ARAPLAR, TÜRKLER VE İSLAM
Araplar ve Türkler kökü binlerce yıl öncesine dayanan iki kadim millettir. Türk Arap ilişkileri de yine binlerce yıl öncesine dayanır.
Türklerin İslam’ı kabulü sonrası bu ilişkiler daha da güçlenmiş ve arada İslam kardeşliği bağı kurulmuştur.
Zaman zaman aralarında savaşlar yaşansa da Osmanlı tebası olarak 400 yıl kardeşçe huzur içinde yaşamışlardır. Ve Osmanlı Devleti Alisi, Arapları sömürmemiş, Arapların yaşadığı bu toprakları kutsal sayarak özel bir ihtimam göstermiş, hiçbir yatırımı eksik etmemiştir.
En son ve zorluklar içinde yapılan Hicaz Demiryolu bunun en bariz örneğidir.
Petrolün bulunmasıyla olaylar değişmiş, Emperyalistler zengin petrol yataklarını rahat sömürebilmek için iki milleti birbirine düşman hale getirmişlerdir.
Muhammed b. Abdülvehhâb tarafından kurulan ve İbn-i Suud tarafından regallik kazanan Vehhabilik, İngilizler tarafından desteklenmiş, kullanılmış, Osmanlı ve Türk düşmanlığı körüklenmiş, İngilizlerin kışkırtması sonucu yıllarca kardeşçe yaşamış iki milletin arasına kan girmiştir.
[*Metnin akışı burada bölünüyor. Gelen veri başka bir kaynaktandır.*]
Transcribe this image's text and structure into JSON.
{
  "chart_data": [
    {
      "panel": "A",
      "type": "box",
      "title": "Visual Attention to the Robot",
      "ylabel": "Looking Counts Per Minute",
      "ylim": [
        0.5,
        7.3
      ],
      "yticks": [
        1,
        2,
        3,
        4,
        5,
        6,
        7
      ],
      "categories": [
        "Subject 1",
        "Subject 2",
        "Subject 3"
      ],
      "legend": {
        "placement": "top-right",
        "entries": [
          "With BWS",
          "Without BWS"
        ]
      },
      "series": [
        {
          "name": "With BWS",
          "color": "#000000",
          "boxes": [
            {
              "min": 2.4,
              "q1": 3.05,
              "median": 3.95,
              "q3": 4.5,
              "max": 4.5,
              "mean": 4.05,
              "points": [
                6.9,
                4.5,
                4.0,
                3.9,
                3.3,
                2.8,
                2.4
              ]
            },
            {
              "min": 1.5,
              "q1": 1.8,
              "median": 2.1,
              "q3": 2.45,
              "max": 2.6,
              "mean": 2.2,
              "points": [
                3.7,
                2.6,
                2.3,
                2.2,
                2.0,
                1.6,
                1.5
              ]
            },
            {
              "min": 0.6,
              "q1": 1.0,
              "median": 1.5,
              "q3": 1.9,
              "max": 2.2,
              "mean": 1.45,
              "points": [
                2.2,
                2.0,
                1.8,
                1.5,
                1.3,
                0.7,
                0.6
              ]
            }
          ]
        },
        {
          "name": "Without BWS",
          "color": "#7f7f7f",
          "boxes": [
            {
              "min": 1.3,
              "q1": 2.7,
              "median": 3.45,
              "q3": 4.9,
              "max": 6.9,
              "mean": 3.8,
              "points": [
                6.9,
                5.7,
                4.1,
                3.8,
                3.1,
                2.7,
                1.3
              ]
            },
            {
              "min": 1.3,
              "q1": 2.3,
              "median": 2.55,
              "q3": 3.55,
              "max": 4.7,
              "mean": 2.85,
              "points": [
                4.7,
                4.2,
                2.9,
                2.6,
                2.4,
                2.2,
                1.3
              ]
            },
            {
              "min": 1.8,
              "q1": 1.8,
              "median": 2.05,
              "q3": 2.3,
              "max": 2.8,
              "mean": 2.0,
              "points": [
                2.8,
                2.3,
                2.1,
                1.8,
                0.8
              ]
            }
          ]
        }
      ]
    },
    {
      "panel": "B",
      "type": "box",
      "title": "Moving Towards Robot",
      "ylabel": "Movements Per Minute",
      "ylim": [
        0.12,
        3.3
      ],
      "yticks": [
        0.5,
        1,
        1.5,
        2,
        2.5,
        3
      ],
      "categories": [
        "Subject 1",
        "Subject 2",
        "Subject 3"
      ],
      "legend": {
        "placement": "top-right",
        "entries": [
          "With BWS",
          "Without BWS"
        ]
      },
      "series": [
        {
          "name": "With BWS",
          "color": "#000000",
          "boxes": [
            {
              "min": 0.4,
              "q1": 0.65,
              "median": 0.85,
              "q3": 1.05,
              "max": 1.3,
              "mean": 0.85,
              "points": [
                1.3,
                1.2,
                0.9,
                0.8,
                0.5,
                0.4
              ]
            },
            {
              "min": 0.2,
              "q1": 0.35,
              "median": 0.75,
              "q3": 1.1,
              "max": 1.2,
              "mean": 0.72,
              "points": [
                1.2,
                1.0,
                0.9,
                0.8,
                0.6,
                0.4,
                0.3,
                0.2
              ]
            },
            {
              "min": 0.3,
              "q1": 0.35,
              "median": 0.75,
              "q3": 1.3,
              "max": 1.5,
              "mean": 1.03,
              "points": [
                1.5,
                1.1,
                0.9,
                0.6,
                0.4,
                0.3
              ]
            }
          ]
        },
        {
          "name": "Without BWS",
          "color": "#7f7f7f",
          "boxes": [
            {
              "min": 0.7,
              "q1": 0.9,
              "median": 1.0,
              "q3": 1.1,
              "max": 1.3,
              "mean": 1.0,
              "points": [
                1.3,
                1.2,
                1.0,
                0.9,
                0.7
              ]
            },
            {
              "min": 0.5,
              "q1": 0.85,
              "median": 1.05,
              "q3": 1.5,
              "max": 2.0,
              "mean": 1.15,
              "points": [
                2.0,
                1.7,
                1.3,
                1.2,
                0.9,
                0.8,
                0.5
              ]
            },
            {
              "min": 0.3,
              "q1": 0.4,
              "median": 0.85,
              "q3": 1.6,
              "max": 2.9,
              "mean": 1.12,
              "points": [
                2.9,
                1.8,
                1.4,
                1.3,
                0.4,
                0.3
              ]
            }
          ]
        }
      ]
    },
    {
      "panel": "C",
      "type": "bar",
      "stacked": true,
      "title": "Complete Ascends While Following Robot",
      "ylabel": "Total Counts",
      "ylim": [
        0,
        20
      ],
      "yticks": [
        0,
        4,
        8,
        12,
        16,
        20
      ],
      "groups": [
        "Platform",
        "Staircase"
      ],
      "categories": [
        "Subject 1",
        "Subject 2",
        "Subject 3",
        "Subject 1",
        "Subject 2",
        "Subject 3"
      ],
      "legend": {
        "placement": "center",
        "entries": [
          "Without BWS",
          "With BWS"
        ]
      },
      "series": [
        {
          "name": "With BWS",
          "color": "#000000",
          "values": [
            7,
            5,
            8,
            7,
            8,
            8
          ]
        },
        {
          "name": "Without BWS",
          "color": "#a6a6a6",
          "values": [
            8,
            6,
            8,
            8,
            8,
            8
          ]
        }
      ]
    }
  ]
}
Rahat yönetebilecekleri ve istediklerini yaptırabilecekleri aileler kral yapılmıştır.
Her iki milletin içinde ektikleri fitne ve fesat tohumları gün geçtikçe büyümüş, gelişmiş, bu günkü halini almıştır.
Ve bu gün Arap devletleri Kur’an ve Sünnete inat Müslümanlarla birlikte olmak yerine emperyalist güçlerle, Siyonist İsrail’le iş tutar ve Müslümanlara kurşun sıkar hale gelmiştir.
Ekilen fitne ve fesat tohumları biz de de meyvesini vermiş ve Arap düşmanlığı oluşmuştur.
Hatta köpeklerimize bile “Arap” adı verdiğimiz bir gerçektir.
Bu gün gelinen nokta da sokakta gördüğümüz bir İngilize, bir Fransıza, bir İtalyana gösterilen müsamaha Araba gösterilmemekte ve aşağılamaktayız.
En son Suriyelilere yapılan muameleler acı vericidir.
Aynı oyuna farkında olmadan veya olarak bizde geldik demekten kendimi alamıyorum.
Asıl düşmanı unutturup yıllarca kardeşçe yaşamış iki millete reva görülen bu durum tamda emperyalistlerin ve Siyonistlerin ekmeğine yağ sürmeye hala devam etmektedir.
Şunu iyi bilmeliyiz ki, Krallar gelip gelip geçicidir ama milletler bakidir. Tarihler yeniden gerçekleri yazmaya başladığında uyanış gerçekleşecek ve asıl düşmanın farkına varılacaktır.
Ve unutulmamalıdır ki, bizim ülkemizi işgal edenler İngilizler, Fransızlar, İtalyanlar ve onların destekçisi emperyalist güçlerden başkası değildi. Bu gerçeği artık fark etmemek, hala verilen afyonun etkisinde olmaktan başka bir şey değildir.
Umut ediyorum ve bir gün mutlaka gerçekleşeceğine inanıyorum ki, Kur’andaki müjde gerçekleşecek, Onlar İstemese de Allah nurunu tamamlayacak, Tefrikaya düşmeyen, Allah’ın ipine sımsıkı sarılan, Allah’ın düşmanlarını dost edinmeyen bir Türk-İslam birliği kurulacak ve bütün bu oyunlar boşa çıkacaktır.
Kan ve gözyaşı bitecek, yaşanılır yeni bir dünya düzeni kurulacaktır.